Edmund Morris was born in Kenya to South African parents and quickly moved to England. For a time he was a concert pianist and copywriter and by 1966, he immigrated to the United States with his wife. As an immigrant, he took to American history in a way that went beyond the official questions on the immigration form and he wrote his first book The Rise of Theodore Roosevelt in 1966. This is what would bring him to the attention of Ronald Reagan. Ronald Reagan was so impressed by Morris that he allowed him access to write a biography. However, Morris despaired of finding an inner life for Ronald Reagan who was one of the most extroverted presidents of the 20th century. According to Morris: “”Nobody around him understood him. I, every person I interviewed, almost without exception, eventually would say, ‘You know, I could never really figure him out.’” (Stahl 2004). An analogy to Ronald Reagan might be Robin Williams who was always on to the point where it became hard to know where the real person began. Despairing of capturing Reagan’s inner life, Morris decided to make up a fictionalized version of himself (20 years older and born in America) as well as a radical leftist son and a sarcastic newspaper columnist.

The main thesis of the book is that Ronald Reagan was a standard bearer of a new era and a great president, yet he was inscrutable. Since the book is written in the voice of a fictional character, the book can avoid the questions of objectivity. The book begins with Reagan at the Bitberg cemetery and the author telling us that “Reagan stood within the reach of presidential greatness. Time and again – never more courageously than this day – he had struggled against circumstance and bent it to his will” (p. 3). Throughout the book, the author is supporting the thesis with strange details that don’t necessarily seem to have much to do with Ronald Reagan either as a person or a president or even an actor. For the most part, Ronald Reagan is merely a strangely blank character.

The strength of this approach is that it brings us a personal anecdotal way of talking about a person, but this can also become a weakness as the author inserts himself into the narrative in rather invasive ways. For example, the author looks at a picture of Reagan’s mother and father and states “I couldn’t take my eyes off Nelle’s breasts. Here was a young woman full of the milk of life, relaxedly half-naked in public” (p. 13). I am not certain why the author wants us to know that Reagan’s mother was a big-breasted woman to the point of being “full of milk” even if it is meant to contrast her young picture with her serious older self.

In another place, the author is stating that “no better than a good high school player, Lieutenant Regan lacked the speed and toughness of his yardbird opponents. Yet there was an easy grace to his running, and his long shots” (p. 203). Again one feels like the author is wasting our time with a statement about how Ronald Reagan has an easy grace. The sources might be one of the most aggravating parts of the text since some of them are made up in order to give the illusion that the characters in the book – the ones that are encountering Ronald Reagan – are real people and not fictional constructions. This makes the book rather confusing since the mixture of fiction and non-fiction doesn’t really allow for much concrete beliefs.
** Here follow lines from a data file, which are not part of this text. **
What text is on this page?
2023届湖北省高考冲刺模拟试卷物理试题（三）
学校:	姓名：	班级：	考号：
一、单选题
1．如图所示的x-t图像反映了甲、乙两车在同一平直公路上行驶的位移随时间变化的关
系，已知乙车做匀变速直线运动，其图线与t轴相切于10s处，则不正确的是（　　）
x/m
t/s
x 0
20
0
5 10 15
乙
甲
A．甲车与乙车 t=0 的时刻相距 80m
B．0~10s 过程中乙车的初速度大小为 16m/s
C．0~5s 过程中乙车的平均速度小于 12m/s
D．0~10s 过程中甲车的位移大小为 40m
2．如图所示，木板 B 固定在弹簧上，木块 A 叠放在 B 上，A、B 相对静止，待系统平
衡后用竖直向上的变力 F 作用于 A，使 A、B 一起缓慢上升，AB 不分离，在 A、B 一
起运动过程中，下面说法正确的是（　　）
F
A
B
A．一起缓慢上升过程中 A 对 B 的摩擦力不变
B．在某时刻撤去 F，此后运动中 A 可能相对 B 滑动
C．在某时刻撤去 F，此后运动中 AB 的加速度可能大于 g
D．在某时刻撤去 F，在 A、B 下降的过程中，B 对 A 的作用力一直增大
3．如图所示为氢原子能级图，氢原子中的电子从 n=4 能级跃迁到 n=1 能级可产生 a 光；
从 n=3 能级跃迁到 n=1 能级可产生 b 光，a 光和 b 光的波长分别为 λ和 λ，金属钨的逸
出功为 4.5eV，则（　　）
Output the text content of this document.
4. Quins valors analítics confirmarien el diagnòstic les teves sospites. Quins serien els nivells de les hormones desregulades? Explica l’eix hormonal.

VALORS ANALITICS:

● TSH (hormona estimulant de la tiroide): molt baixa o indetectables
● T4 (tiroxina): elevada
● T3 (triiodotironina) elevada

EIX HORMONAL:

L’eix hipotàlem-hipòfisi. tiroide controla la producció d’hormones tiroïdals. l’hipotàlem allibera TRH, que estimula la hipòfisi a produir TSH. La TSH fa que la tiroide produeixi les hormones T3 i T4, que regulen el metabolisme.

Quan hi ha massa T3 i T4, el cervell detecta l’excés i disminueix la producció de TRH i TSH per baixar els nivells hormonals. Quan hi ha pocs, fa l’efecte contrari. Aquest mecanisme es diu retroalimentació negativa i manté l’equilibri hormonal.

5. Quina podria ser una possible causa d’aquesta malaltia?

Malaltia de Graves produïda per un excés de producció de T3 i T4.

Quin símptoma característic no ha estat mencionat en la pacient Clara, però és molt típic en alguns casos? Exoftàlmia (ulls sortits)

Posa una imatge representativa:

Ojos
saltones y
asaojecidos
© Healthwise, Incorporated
Ultimately the author’s thesis is rather uninspiring. Ronald Reagan was an important and game-changing president. Ronald Reagan had a great deal of charisma and an easy charm. These are not exactly revelations since Reagan sold America on a combination of radical fiscal and social conservatism in a way that made neither version of conservatism seem radical or incompatible. This is in sharp contrast to modern conservatism which is sharply split between social and fiscal with an increasingly angry Republican party unable to put forth a candidate charismatic enough to bring everyone together. The author states that Ronald Reagan is impossible to really know and while one can sympathize with the author attempting to write about a man that he obviously respected and admired in a dispassionate historical sense, the author brings nothing new to the table by spending an entire book telling us that Ronald Reagan was charismatic.

References

Morris, E. (2000). Dutch: A memoir of Ronald Reagan. New York: Modern Library, Reprint Edition.

Stahl, L. (Jun 9, 2004). Morris: Reagan still a mystery. CBS News.